La funzione di scoperta è il cuore di questi sistemi intelligenti, in quanto rende possibile giungere a intuizioni che nemmeno la mente umana riuscirebbe ad elaborare. La capacità di mettere in relazione grandi quantità di dati e di cercare connessioni tra di loro, fa sì che il cognitive computing possa scoprire alcune evidenze che magari agli uomini sfuggirebbero. Questo può essere molto utile nella ricerca scientifica, come dimostra lo studio IBM.
Uno dei principali centri di ricerca universitari, Baylor College of Medicine, ha utilizzato Watson per accelerare i tempi di analisi di documenti e giungere con più velocità a intuizioni rivoluzionarie. Sfruttando il sistema di calcolo e memorizzazione di Watson, in poche settimane, i ricercatori sono riusciti a scoprire le proteine che influiscono sulla funzionalità della p53, una proteina connessa a molti tumori. Una scoperta importante che può aiutare a migliorare le terapie. Watson ha elaborato 70 mila articoli scientifici sull’argomento, un lavoro che, se fosse stato fatto dai ricercatori, avrebbe richiesto molti anni.
Quale futuro: superare le resistenze
Il futuro del cognitive computing e la sua diffusione in settori pubblici e privati, dice IBM Strategy and Analytics, è influenzato principalmente da sei forze sociali: società, percezione, regolamentazione, tecnologia, informazione, competenze. In ognuna di queste aree ci sono spinte all’evoluzione e forze contrarie che decelerano l’avanzata della sperimentazione. Ad esempio, se nella società c’è una crescente domanda di macchine intelligenti, gestibili anche attraverso i device mobili, dall’altra c’è scetticismo per quanto riguarda la sfera della privacy e la paura che si sostituisca il lavoro umano. Anche la percezione delle potenzialità di Watson e di sistemi simili hanno una doppia faccia: da una parte molte aziende cominciano a capire il loro valore economico, dall’altra c’è cautela nell’effettuare investimenti nell’intelligenza artificiale, spesso a causa di disinformazione.
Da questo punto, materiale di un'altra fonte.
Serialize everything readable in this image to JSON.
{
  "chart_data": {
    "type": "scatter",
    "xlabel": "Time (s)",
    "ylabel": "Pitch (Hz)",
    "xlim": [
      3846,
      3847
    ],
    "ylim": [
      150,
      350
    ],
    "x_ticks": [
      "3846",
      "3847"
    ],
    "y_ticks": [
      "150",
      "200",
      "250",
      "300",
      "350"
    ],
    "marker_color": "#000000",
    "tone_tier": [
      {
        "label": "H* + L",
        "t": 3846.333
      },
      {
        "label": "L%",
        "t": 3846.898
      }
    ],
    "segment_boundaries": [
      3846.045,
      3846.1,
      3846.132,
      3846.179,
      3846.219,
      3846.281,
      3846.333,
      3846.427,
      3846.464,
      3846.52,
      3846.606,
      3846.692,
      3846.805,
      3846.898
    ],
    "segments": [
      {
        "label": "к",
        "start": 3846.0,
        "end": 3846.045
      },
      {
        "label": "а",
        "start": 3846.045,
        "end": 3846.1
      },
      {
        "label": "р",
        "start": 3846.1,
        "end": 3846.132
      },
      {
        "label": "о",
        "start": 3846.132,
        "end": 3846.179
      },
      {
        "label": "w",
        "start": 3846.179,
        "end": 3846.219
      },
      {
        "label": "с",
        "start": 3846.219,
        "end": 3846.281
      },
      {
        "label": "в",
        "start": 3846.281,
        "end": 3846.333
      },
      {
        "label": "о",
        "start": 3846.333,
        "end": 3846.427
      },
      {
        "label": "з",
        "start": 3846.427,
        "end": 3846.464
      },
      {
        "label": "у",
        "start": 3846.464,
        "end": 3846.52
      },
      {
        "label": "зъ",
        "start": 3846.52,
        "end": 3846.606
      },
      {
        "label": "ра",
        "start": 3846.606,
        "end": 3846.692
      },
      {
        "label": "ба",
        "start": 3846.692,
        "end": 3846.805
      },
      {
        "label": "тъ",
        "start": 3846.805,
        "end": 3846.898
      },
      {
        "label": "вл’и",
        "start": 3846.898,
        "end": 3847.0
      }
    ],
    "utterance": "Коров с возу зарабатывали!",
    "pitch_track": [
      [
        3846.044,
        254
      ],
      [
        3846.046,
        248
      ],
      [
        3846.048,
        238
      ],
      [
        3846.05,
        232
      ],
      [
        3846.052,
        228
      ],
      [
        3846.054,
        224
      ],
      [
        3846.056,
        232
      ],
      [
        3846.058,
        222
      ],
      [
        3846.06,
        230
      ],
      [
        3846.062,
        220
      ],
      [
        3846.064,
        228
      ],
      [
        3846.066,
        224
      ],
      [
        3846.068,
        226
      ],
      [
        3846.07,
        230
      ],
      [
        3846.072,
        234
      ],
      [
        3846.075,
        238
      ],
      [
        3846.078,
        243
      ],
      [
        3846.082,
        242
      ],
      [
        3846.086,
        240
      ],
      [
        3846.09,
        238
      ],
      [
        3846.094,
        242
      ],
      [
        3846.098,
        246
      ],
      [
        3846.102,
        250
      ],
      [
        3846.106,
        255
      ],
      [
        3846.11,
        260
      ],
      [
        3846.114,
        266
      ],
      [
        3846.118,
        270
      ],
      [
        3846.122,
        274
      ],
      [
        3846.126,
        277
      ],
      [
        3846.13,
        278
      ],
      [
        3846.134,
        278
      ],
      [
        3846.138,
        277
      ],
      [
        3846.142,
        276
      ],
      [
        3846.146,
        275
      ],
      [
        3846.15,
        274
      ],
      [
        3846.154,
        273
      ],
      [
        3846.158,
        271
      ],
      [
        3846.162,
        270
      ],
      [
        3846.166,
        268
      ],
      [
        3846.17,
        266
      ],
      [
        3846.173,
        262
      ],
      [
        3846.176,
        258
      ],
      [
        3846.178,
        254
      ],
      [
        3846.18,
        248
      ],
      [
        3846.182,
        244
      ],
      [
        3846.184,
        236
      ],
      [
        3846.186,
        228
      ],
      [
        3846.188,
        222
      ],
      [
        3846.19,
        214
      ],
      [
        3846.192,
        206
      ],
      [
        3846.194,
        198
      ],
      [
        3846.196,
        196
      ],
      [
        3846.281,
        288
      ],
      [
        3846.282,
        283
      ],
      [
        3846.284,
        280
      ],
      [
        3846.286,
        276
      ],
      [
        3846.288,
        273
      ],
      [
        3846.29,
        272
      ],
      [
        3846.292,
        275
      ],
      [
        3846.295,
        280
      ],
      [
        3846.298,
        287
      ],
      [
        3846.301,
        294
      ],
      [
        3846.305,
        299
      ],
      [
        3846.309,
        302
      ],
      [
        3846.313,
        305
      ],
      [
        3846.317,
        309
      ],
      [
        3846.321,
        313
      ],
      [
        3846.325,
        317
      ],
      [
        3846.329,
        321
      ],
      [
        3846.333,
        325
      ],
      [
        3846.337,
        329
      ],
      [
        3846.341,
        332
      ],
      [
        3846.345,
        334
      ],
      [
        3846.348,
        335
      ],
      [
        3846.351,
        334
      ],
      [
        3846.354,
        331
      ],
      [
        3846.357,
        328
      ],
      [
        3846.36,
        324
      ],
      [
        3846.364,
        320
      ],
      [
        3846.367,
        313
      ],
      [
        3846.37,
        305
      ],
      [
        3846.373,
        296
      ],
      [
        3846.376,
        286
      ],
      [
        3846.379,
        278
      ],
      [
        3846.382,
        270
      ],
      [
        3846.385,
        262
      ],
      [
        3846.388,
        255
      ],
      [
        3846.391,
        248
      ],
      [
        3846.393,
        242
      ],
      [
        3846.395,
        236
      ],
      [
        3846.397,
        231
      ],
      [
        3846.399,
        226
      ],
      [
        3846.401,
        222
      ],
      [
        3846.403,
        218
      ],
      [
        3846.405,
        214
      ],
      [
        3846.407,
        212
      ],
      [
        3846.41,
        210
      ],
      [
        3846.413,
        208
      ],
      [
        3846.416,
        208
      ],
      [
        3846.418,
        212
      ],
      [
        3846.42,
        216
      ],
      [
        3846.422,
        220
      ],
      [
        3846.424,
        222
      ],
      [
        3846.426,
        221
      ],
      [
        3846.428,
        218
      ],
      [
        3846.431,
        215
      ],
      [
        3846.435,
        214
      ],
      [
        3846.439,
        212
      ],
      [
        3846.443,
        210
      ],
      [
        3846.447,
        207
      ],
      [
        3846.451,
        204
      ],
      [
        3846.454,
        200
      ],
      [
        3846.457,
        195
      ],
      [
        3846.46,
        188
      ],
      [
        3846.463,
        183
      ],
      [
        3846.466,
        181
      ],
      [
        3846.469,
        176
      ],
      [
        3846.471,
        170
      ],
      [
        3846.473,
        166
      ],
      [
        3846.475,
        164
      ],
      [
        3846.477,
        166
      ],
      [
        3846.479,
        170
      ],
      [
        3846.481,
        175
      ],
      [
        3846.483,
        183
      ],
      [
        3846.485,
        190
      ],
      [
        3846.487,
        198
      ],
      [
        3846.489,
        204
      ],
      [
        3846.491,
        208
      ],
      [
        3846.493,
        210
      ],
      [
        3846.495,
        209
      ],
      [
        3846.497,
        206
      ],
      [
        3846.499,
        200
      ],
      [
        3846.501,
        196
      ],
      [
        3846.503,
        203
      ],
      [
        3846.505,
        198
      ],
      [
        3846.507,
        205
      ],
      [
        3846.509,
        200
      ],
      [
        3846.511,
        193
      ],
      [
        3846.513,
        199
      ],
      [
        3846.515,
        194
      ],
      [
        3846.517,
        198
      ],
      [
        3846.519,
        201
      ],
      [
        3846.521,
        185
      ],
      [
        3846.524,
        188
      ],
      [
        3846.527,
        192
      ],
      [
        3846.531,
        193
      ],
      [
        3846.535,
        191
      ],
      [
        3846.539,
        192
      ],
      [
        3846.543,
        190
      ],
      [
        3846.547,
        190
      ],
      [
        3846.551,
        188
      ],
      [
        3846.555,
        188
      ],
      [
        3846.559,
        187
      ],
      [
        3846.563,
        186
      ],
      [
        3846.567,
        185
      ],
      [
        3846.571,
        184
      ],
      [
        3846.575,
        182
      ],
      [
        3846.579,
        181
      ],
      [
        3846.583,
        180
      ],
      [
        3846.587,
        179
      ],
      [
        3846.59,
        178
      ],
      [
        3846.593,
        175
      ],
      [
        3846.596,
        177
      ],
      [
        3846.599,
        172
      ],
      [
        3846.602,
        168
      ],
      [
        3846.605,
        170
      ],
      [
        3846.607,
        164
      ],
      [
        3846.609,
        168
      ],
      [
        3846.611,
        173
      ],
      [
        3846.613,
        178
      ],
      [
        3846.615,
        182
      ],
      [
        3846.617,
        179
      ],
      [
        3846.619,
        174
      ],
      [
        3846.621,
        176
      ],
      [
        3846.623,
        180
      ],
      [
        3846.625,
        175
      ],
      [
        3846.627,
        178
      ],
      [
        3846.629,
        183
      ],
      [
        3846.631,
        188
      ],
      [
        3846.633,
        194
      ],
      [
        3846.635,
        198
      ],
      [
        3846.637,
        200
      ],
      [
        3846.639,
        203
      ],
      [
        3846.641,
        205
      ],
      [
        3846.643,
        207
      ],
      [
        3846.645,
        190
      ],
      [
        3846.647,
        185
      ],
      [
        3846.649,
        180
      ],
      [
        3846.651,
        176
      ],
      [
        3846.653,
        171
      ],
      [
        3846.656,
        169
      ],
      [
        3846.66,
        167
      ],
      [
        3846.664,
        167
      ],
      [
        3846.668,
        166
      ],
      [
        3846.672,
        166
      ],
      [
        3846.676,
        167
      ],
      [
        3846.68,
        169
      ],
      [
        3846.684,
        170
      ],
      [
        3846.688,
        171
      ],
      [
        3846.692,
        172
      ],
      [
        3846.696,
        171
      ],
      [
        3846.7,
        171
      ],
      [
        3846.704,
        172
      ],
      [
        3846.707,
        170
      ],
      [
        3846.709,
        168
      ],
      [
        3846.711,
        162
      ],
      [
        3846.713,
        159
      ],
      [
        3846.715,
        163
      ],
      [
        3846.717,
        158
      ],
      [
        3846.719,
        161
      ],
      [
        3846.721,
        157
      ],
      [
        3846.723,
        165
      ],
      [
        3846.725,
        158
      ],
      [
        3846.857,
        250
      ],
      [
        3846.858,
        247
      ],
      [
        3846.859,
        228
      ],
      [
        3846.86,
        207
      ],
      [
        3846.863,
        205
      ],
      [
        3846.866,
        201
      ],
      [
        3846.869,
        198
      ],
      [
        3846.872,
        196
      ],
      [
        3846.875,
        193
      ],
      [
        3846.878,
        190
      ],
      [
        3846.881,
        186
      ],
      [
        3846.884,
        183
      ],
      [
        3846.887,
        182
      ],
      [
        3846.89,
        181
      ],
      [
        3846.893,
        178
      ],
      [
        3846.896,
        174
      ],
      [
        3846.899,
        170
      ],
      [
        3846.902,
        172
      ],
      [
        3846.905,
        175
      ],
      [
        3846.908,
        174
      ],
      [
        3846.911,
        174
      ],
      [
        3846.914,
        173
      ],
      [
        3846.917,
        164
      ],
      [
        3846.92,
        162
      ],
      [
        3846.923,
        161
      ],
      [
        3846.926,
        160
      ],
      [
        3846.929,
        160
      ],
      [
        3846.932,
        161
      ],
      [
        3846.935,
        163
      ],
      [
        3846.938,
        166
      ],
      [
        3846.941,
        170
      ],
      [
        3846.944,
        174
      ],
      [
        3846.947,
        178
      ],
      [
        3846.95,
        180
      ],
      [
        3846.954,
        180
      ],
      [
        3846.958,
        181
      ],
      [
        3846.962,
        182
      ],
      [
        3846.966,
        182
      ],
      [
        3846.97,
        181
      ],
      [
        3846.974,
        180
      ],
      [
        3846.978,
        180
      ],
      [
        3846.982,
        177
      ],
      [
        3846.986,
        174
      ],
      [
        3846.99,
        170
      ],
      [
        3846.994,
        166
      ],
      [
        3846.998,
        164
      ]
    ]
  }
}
L’evoluzione delle tre funzioni di base del cognitive computing (scoperta, decisione, impegno), conclude lo studio IBM, dipenderà da cinque importanti caratteristiche. La prima è quanto le macchine intelligenti riusciranno ad essere personalizzabili e interattive, la seconda è l’autonomia di apprendimento, la terza è la capacità di percezione e interpretazione, la quarta è l’ubiquità e, infine, la scalabilità dei processi per incontrare le esigenze della domanda.